Somos lo que delatan nuestros gestos cotidianos. Y de ahí que simpatice de inmediato con los dueños de la carcajada descojonante y huya de los vagos, de los sarcásticos gratuitos y de los controladores terrestres. Casi sin querer he ido haciendo una prospección de la gente que me gusta, de modo que instintivamente huyo de quienes encienden la luz del techo del salón, un suponer; o de los que disfrutan humillando a los demás; o de los que se hacen esperar o de los mortis que emplean media vida en hacerte la crónica de sus pesares o de los ajenos, por el placer sádico de capturar tu atención.

Hay un proceso natural de las amistades que consolida algunas para siempre jamás, y deja salir de forma casi natural a las que no tienen ya una pieza de tu puzzle. Me gusta tener amigas del cole, de la universidad. Más de veinte años nos contemplan y estar con ellas es un pasaporte al bienestar, una billete gratis al parque de atracciones que incluye biodramina en vena, claro, y merienda, sorpresa y excesos, vértigo y tedio, si procede y en pequeñas dosis, como la homeopatía. Y me gusta descubrir gente nueva que pasaba por allí y resulta que es insome, como tú, coleccionista de nada, como tú, rapidillo y disfrutón, caótico o rígido, como te gustaría dejar de ser.

Divido a la gente entre la que tiene sus cajones ordenados y la que esconde un troll dentro; la que lustra sus zapatos a diario y la que se pasa un trapo apresurado por las mañanas.
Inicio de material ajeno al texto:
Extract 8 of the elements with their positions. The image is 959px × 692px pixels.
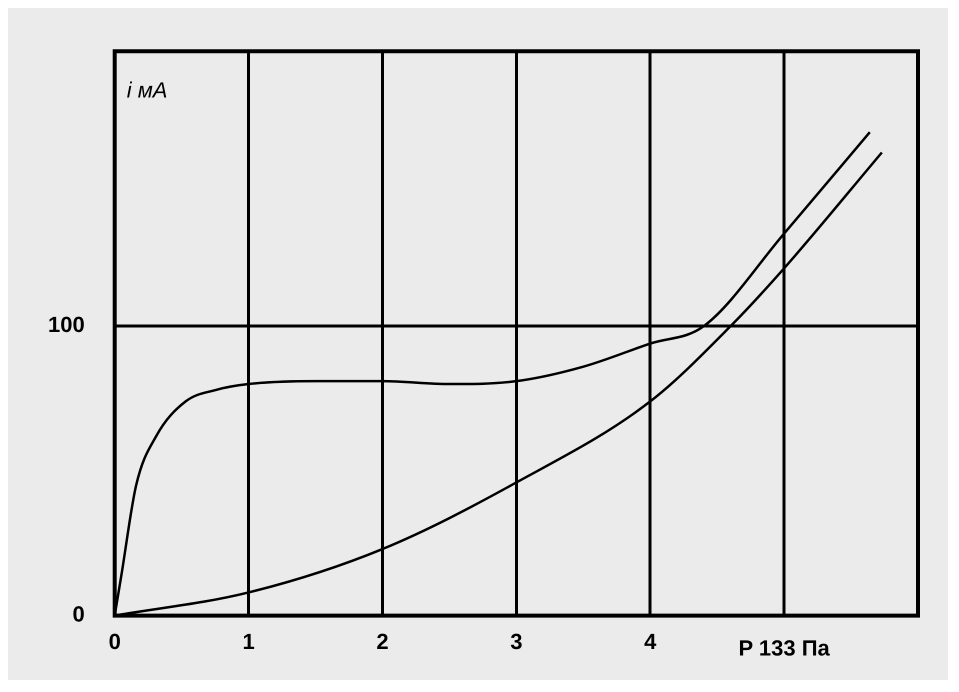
x-tick-label: 0 — [108, 628, 121, 654]
x-tick-label: 2 — [376, 628, 389, 654]
x-tick-label: 1 — [242, 628, 255, 654]
y-axis-title: i мA — [126, 77, 168, 102]
y-tick-label: 100 — [48, 312, 85, 338]
x-axis-title: P 133 Па — [738, 636, 831, 661]
x-tick-label: 4 — [644, 628, 658, 654]
x-tick-label: 3 — [510, 628, 522, 654]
La que come pan congelado y la que repite el ritual de ir a por la barra y el periódico; La que me abre la mente y saca de mí lo que ignoraba que existiera y la que acciona un dispositivo que cierra todas mis compuertas. La que quiero y la que podría querer o dejar de querer;

Paro ya, tranquila. Clasificar es un vicio kantiano que me excita como la desordenada que soy. Casi tanto como sentimental. Hoy, de nuevo, me probaré los pendientes por si acaso. Uno siempre se resiste a perder un amigo.